What is a SIPP?
Self Invested Personal Pensions (SIPP’s) have been available since 1989 when the then Chancellor Nigel Lawson gave them the green light.SIPPs are generally set up under an irrevocable trust to ensure they cannot be wound up, except in certain circumstances. This is to stop the member taking out any monies from the trust other than for those purposes specifically permitted, e.g. a pension and a tax free lump sum on retirement.In order to avoid tax penalties and gain full tax relief, the total contributions paid in respect of an individual in a tax year should not exceed their annual allowance. This would include a calculation for benefit accrual under a final salary pension scheme during that year. Any contributions in excess of the annual allowance would be subject to a 40% tax charge for the individual concerned.

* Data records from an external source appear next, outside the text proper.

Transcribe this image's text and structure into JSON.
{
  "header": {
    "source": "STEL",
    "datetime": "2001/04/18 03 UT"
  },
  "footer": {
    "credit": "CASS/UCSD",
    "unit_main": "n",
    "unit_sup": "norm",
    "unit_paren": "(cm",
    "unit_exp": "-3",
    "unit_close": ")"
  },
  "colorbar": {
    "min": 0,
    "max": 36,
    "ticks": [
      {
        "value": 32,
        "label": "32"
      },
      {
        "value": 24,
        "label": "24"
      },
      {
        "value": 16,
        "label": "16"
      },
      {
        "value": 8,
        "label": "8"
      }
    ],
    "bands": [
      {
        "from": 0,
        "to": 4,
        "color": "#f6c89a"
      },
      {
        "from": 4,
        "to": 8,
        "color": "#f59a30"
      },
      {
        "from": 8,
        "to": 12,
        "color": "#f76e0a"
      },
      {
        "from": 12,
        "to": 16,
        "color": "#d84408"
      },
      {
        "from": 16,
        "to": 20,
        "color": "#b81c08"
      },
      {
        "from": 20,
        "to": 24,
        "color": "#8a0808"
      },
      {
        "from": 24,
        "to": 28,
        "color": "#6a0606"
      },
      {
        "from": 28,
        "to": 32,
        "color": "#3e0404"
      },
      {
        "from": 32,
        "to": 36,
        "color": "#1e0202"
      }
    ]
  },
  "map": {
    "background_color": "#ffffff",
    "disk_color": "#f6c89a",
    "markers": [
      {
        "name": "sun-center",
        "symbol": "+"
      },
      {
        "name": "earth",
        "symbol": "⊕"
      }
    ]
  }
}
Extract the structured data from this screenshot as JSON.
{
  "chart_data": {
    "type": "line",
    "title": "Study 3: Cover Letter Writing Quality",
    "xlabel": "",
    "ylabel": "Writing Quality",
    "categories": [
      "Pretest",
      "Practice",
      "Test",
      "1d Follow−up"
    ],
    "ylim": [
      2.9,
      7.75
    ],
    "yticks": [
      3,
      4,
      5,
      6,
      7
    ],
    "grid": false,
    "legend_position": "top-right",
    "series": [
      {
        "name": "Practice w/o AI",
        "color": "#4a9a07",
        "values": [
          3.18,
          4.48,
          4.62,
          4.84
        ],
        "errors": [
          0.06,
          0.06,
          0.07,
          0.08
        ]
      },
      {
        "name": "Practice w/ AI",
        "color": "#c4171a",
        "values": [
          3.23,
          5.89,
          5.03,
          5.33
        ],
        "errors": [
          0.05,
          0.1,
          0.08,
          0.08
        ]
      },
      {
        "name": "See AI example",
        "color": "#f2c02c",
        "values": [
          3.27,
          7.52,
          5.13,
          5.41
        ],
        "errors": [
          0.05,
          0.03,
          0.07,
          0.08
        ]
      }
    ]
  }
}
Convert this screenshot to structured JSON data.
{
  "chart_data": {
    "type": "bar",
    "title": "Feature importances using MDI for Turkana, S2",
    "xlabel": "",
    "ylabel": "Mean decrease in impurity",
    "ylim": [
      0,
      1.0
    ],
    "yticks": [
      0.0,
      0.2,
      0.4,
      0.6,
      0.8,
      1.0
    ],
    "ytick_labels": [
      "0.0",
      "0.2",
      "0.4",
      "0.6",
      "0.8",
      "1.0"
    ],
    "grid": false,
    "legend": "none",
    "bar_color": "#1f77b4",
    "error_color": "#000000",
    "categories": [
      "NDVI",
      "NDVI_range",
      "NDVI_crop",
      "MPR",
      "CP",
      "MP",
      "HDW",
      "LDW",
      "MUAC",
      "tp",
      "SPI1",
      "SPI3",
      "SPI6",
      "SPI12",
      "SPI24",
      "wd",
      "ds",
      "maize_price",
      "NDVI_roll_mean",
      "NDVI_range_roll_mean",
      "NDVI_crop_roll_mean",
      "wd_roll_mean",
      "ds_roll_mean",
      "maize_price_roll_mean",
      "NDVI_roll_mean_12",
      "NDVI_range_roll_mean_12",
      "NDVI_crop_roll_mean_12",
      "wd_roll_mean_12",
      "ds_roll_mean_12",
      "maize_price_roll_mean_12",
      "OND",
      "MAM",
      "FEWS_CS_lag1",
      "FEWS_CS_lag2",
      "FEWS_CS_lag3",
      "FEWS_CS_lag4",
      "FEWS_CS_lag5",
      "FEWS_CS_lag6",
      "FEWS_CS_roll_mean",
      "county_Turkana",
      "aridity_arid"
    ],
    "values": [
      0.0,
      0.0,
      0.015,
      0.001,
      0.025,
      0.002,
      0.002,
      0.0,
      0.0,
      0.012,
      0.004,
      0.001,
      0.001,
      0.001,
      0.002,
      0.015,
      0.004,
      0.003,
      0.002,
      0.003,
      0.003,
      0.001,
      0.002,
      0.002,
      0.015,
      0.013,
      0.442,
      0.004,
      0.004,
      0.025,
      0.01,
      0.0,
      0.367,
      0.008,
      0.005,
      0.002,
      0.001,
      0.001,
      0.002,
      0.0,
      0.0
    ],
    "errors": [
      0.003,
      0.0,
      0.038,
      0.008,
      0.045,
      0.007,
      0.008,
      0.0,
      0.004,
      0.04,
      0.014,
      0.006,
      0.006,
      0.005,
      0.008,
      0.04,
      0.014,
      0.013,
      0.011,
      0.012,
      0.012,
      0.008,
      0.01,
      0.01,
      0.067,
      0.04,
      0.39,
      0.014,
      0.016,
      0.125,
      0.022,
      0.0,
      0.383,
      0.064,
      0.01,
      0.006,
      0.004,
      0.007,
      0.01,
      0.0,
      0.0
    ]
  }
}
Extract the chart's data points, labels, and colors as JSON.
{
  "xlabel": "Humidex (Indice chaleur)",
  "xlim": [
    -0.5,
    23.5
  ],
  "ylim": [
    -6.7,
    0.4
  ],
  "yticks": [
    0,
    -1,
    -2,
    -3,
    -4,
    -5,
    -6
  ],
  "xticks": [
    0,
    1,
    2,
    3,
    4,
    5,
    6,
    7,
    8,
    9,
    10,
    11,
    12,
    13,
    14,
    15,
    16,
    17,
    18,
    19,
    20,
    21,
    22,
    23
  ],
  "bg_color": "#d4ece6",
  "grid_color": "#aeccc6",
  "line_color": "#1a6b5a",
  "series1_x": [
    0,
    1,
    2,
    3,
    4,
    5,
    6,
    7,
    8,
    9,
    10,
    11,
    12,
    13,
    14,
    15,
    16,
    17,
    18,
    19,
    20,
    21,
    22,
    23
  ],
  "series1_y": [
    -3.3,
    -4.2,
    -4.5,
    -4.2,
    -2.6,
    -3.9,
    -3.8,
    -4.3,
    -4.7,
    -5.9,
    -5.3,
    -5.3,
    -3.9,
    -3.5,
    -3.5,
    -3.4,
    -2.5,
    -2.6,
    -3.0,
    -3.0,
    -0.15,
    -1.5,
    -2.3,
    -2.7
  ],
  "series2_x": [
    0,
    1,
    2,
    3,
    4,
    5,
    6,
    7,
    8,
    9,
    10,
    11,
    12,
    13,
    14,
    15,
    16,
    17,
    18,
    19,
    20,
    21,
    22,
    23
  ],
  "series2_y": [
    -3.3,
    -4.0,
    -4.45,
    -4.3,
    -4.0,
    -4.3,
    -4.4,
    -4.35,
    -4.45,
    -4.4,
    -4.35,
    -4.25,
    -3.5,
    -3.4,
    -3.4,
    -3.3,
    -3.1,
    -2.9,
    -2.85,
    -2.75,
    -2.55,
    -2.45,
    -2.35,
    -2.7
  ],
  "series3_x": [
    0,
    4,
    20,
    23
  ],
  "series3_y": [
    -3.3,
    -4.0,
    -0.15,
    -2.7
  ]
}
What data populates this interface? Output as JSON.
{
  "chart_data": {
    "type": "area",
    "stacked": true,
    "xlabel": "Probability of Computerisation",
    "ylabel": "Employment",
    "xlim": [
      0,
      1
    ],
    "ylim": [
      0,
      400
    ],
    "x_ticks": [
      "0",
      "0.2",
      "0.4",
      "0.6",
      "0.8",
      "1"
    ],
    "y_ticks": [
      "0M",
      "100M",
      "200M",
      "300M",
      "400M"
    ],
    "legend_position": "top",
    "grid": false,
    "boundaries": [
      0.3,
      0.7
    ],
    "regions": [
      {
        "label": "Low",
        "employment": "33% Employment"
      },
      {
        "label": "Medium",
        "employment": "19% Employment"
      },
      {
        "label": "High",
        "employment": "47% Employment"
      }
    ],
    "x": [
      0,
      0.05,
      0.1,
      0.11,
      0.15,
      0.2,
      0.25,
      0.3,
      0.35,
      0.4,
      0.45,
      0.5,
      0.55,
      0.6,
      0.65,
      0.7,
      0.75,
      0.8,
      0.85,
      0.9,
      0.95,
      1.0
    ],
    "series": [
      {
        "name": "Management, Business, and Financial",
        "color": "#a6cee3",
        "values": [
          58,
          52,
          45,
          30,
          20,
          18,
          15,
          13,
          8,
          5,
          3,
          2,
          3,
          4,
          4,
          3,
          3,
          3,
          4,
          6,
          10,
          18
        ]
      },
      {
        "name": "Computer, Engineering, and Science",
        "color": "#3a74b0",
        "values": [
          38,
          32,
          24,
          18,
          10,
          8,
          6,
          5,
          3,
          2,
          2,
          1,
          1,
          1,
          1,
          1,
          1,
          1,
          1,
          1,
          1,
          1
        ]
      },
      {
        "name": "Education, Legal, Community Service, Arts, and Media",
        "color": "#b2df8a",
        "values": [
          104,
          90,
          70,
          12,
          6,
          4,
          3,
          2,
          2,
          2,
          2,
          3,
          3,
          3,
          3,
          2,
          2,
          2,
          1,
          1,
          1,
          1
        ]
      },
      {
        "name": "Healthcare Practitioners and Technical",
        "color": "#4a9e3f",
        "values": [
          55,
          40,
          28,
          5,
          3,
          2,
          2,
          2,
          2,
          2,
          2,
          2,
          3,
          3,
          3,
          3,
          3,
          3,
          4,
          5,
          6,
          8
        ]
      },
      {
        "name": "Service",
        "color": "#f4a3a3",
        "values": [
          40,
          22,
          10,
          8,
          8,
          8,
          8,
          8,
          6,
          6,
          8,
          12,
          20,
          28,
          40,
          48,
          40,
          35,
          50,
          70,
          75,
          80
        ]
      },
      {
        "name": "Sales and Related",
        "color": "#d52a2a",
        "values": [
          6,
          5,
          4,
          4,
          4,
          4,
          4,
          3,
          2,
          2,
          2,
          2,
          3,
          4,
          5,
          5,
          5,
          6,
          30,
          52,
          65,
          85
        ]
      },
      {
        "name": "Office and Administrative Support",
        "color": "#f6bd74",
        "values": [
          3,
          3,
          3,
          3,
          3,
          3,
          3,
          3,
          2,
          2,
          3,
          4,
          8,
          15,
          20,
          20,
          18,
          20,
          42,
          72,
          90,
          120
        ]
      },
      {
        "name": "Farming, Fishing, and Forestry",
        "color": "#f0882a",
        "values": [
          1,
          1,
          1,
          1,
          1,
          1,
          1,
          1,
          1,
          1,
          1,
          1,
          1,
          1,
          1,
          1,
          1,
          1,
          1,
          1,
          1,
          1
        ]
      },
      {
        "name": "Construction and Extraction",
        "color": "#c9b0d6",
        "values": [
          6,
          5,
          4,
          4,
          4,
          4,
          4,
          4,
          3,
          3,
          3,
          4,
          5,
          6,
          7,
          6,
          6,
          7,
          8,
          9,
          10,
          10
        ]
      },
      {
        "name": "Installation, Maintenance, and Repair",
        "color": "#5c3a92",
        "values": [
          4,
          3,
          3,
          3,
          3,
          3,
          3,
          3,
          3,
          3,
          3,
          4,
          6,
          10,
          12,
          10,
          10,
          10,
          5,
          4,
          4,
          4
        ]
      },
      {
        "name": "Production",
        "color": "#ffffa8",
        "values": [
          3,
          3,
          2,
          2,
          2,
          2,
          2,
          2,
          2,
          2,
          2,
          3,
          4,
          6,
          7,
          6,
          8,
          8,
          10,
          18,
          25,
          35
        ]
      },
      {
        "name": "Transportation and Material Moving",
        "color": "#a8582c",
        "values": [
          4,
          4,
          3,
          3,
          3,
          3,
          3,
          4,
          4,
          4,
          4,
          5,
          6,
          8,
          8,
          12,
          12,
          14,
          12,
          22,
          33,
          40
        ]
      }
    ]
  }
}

The annual allowance for the 2006/07 tax year has been set at £215,000, rising by £10,000 each year to £255,000 in the tax year 2010/11.Each individual is able to build up a pension fund with full tax privileges equal to their lifetime allowance (LTA). For the majority of people, those not covered by transitional protection from the old regime, the standard LTA will apply. We know the projection for the increase in the LTA up to 2010, which is shown in the following table, after that date legislation proposes a review of the LTA every five years.
Tax Year Standard Lifetime Allowance
2006/07 £1.50 million
2007/08 £1.60 million
2008/09 £1.65 million
2009/10 £1.75 million
2010/11 £1.80 million
HMRC regulations enable this type of Pension to invest in a wide range of investments and can include: -
* Borrowings
* Collective investment schemes
* Commercial property
* Contracts for differences
* Deposit accounts
* Depository interests
* Futures and options
* Insurance company managed funds and unit linked funds
* Investment trusts
* Loans
* National savings and investments
* OEICS
* Stocks and shares
* Traded endowment policies
* Unit trusts
On retirement (from age 50) (age 55 from 6th April 2010) the member may take a pension based on the GAD rates in force at that time with 25% of the fund value available to be taken as a tax-free lump sum. Members with transitional protection due to benefits built up before 6th April 2006 may consider which option best suits them at retirement but will depend on the Protection elected for at 5th April 2006.